Consider joint characteristic function of 2 random variables $X_1,X_2$ to be $\Phi(\omega_1,\omega_2)$, how to prove that $X_1=X_2$ if and only if $\Phi(\omega_1,\omega_2)=h(\omega_1+\omega_2)$.

Answer 1

I am not very familiar with the characteristic function and fourier transform, but lets give a try.

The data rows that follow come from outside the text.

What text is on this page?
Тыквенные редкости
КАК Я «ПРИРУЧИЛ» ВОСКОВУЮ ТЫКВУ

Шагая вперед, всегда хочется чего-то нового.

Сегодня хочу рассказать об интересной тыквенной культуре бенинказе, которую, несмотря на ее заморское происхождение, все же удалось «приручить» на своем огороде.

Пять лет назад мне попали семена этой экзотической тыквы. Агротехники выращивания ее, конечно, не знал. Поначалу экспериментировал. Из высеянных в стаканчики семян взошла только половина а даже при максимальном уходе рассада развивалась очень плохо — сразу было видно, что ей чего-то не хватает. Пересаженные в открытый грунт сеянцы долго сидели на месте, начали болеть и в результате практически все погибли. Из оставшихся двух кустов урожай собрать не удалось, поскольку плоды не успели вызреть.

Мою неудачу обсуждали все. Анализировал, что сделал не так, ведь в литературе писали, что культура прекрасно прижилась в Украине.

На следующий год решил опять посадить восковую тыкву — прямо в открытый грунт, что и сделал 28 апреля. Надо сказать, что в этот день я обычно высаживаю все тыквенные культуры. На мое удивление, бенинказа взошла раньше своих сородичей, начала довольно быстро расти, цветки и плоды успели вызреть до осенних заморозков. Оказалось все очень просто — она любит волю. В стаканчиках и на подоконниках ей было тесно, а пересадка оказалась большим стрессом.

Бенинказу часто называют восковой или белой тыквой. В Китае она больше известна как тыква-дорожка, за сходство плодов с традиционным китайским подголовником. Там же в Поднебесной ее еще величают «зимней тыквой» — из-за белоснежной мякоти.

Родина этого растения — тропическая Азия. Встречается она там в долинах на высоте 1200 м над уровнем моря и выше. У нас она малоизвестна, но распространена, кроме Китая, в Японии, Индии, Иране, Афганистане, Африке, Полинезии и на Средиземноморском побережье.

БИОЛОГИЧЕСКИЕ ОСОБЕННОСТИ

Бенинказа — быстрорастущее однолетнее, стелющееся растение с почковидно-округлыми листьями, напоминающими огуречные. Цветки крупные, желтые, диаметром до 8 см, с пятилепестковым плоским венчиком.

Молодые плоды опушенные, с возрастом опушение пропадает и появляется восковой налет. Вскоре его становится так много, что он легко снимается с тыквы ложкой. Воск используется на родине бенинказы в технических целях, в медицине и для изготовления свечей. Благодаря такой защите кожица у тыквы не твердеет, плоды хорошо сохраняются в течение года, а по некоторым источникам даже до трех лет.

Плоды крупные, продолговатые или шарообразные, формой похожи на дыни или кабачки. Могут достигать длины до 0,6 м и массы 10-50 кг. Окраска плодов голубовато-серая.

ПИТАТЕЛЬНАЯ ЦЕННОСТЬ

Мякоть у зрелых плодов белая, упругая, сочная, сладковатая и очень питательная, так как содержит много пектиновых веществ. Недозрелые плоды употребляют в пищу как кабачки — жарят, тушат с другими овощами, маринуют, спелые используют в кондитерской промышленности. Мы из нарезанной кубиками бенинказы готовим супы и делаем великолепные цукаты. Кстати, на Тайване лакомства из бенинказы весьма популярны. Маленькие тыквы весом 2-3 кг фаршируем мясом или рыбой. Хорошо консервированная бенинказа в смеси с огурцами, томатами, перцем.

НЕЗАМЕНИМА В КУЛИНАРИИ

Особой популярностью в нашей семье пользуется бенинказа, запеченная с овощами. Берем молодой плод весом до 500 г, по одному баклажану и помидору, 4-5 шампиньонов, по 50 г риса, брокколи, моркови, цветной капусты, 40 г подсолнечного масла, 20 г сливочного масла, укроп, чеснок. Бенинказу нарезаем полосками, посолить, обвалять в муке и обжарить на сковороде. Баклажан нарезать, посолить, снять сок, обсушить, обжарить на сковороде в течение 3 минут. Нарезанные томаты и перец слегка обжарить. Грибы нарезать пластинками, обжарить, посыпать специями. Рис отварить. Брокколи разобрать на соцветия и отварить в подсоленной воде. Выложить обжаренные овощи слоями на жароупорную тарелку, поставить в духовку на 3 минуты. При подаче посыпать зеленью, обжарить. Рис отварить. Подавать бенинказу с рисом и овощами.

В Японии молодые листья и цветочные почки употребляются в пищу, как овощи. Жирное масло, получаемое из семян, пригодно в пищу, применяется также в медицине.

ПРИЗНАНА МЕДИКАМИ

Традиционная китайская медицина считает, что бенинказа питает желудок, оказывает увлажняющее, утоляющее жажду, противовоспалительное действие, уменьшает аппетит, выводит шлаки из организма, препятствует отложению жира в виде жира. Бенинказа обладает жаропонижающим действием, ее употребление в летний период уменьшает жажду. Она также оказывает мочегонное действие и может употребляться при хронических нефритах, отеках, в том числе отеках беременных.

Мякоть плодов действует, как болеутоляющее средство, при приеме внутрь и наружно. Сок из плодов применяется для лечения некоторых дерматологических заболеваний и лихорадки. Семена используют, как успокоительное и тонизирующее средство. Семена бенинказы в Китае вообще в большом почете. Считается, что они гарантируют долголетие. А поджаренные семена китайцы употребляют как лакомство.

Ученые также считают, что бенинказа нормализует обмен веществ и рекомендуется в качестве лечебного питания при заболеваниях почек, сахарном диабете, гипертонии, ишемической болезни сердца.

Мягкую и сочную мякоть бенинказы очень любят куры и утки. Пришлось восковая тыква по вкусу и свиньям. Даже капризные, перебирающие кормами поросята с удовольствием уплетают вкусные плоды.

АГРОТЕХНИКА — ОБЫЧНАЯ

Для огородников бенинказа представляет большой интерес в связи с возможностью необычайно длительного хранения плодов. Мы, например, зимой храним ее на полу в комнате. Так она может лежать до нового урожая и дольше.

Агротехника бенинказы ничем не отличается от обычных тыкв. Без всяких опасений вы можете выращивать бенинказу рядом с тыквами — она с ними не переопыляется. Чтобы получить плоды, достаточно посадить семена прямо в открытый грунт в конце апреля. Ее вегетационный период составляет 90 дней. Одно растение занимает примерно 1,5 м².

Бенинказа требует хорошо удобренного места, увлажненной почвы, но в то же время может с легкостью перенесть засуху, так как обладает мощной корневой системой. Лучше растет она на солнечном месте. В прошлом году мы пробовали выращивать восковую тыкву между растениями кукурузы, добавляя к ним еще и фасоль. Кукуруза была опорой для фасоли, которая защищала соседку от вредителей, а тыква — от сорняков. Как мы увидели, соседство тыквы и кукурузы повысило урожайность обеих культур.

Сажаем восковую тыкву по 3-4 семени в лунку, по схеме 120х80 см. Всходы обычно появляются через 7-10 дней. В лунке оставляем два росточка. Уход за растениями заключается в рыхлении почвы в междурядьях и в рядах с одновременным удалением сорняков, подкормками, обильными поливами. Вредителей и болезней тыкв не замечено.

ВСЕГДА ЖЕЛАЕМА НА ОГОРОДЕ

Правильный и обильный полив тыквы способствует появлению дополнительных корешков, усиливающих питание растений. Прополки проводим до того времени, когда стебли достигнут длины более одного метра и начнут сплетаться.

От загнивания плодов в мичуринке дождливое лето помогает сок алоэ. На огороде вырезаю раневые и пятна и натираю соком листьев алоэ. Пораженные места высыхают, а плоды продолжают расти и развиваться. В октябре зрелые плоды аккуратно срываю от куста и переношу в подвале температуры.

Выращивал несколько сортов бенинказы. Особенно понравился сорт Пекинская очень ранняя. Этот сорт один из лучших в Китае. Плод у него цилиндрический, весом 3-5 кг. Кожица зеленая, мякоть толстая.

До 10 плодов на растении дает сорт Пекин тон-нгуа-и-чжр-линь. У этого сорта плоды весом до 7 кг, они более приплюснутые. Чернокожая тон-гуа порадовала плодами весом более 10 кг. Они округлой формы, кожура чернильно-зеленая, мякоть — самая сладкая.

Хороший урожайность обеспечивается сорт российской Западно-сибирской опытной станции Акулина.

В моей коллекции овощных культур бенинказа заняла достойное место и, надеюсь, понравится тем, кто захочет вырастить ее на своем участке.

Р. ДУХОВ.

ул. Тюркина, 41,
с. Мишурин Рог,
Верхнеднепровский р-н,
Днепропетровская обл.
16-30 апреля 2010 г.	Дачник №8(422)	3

$\Rightarrow )$ Suppose $X_1 = X_2$. Then $$ \Phi(\omega_1, \omega_2) = E[e^{i(\omega_1X_1+\omega_2X_2)}] = E[e^{i(\omega_1 + \omega_2)X_1}] = h(\omega_1+\omega_2)$$

where $h$ is the common characteristic function of $X_1$ and $X_2$

$\Leftarrow )$ Suppose $\Phi(\omega_1, \omega_2) = h(\omega_1+\omega_2)$. Note that $X_1 = X_2 \iff X_1 - X_2 = 0$. Consider the characteristic function of $X_1 - X_2$: $$ E[e^{i\omega(X_1 - X_2)}] = E[e^{i(\omega X_1 - \omega X_2)}] = \Phi(\omega, -\omega) = h(\omega - \omega) = h(0) = 1$$ which is a constant function independent of $\omega$. Last equality follows from the fact that $h(0) = h(0 + 0) = \Phi(0, 0) = 1$. And only the degenerate distribution at $0$ will have this characteristic function.